Говард ухмыльнулся. Ему нравились острые моменты, и его невозможно было оскорбить или обидеть.
— А как насчет этих людей? — Он кивнул на стопку записок. — К нам поступило уже больше двухсот вопросов, и большинство из них по-прежнему о вашей незаконной связи…
— Незаконной? — переспросила Линн.
Ювеналий поднялся из кресла.
— Не уходите, не попрощавшись, — сказал Говард.
Ювеналий не собирался уходить. Одна из камер последовала за ним, когда он направился к больничной кровати с Августом Марри.
Линн и Говард Харт проводили его взглядом.
— Незаконной… — произнес Говард в раздумье. — Об этом — позже, а сейчас мы возвращаемся к нашему чудотворцу. Он собрался проведать своего бывшего друга… Впрочем, зачем откладывать? Незаконной связью я называю промискуитет, то есть неупорядоченные половые отношения, существовавшие в первобытном обществе, то есть предшествовавшие возникновению брака и семьи.
Август плохо слышал, он был не в силах пошевелиться. Его тошнило, глаза и нос зудели. Он ощущал себя несчастным мучеником. Ему хотелось умереть. Когда перед ним возникло лицо Ювеналия, он вдруг вспомнил о том, что завтра годовщина смерти святого Августина, и почувствовал, что с ним с минуты на минуту должно что-то случиться.
— Август… — произнес Ювеналий.
— Что?
— Август…
— Да?
Август увидел полные скорби глаза Ювеналия, когда тот склонился над ним, словно хотел обнять его.
Августу в тот же миг показалось, будто он куда-то уплывает и его укачивает. А затем он снова увидел лицо Ювеналия, его глаза, почувствовал прикосновение его рук, пальцев, надавивших на веки. Зуд в глазах исчез, и подташнивать перестало. Он пошевелился, поднял и спустил свои руки. А затем раздался странный звук, будто что-то отвалилось от него и упало на пол.
Он привстал, свесил ноги с больничной кровати. О господи! Возле кровати лежал жесткий панцирь, сковывавший его. Гипсовое распятие раскололось на куски…
25
В студии поначалу возникло замешательство, а затем те, кто присутствовал в церкви Святого Джованни Боско, стали обмениваться впечатлениями.
— Его кровь похожа на красную краску. Понимаешь? — сказала Антуанетта Бейкер.
— Будет тебе! — одернул ее Билл Хилл. — Самая настоящая кровь.

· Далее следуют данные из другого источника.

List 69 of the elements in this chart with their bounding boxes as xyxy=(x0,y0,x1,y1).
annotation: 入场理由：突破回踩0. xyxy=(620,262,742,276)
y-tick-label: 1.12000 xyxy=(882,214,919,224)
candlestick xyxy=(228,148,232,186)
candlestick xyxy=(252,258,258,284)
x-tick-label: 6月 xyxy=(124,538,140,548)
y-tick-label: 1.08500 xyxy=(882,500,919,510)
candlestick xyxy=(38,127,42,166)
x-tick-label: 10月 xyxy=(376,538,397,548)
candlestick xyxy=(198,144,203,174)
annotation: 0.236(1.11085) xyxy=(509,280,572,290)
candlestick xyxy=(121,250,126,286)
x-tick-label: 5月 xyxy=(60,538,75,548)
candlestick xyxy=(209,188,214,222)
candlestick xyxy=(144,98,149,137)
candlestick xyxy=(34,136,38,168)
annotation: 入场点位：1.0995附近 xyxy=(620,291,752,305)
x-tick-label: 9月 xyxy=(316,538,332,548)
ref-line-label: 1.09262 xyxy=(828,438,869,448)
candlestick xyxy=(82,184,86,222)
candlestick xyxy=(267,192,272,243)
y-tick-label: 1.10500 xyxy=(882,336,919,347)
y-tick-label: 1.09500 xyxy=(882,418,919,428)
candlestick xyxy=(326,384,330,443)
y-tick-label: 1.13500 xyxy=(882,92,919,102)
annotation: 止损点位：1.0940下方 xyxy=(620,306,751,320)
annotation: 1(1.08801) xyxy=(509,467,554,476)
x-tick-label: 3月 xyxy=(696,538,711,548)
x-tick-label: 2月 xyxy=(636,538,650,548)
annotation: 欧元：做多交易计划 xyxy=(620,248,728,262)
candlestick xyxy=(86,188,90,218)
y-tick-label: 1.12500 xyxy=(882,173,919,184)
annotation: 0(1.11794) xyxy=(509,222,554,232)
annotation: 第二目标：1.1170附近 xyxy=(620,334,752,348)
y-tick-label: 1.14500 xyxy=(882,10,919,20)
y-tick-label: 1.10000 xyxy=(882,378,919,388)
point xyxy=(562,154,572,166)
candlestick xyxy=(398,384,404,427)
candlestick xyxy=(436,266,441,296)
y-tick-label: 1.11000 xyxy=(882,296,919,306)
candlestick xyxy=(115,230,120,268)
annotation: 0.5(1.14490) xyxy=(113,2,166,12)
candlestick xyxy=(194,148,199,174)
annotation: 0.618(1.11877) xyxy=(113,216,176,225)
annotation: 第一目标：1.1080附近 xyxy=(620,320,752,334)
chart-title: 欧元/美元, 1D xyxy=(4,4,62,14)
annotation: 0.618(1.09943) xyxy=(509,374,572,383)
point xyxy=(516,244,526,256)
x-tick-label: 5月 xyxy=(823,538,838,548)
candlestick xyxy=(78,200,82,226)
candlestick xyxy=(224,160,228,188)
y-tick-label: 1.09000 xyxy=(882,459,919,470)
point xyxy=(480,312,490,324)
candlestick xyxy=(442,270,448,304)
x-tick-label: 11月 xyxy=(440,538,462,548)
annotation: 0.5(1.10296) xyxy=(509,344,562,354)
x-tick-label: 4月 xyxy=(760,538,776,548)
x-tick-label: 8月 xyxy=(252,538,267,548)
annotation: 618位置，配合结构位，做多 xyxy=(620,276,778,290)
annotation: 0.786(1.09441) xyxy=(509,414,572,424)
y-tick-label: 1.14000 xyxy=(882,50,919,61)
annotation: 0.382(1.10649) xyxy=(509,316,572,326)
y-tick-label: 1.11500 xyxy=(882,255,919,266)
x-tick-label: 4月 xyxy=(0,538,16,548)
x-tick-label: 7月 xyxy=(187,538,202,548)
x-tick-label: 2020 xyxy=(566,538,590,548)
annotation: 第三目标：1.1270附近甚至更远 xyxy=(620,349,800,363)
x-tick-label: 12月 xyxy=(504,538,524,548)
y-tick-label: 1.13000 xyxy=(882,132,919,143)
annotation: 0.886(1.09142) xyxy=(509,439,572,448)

— Я знаю, что настоящая, но она не выглядит такой. То же самое сказал Ричи тогда, в церкви. Я хотела взять его с собой, теперь жалею, что не взяла.
— Кровь настоящая, — повторил Билл Хилл. — Видишь, она проступает сквозь его рубашку… Видишь или нет?
— На белом фоне гипса она мне показалась чересчур яркой, вот и все! Слушай, а как он освободил его от гипса?
— Стянул, и все. Ухватился за край возле шеи и потянул… Хочешь еще выпить?
— Если ты серьезно, то наша официантка вон там…
Билл Хилл подал знак официантке, одетой в черную униформу, подняв два пальца и кивнув.
— Насчет гипса надо подумать. У человека сломаны обе руки, шейные позвонки, ребра, а он с легкостью стаскивает с себя гипс. Какая разница, как он это сделал? Врач, к примеру, снимает гипс с помощью электропилы.
— Один раз я сломала лодыжку, поскользнулась и упала. В этом чертовом баре кто-то разлил пиво…
— Ты веришь в то, что случилось чудо? — прервал ее Билл Хилл.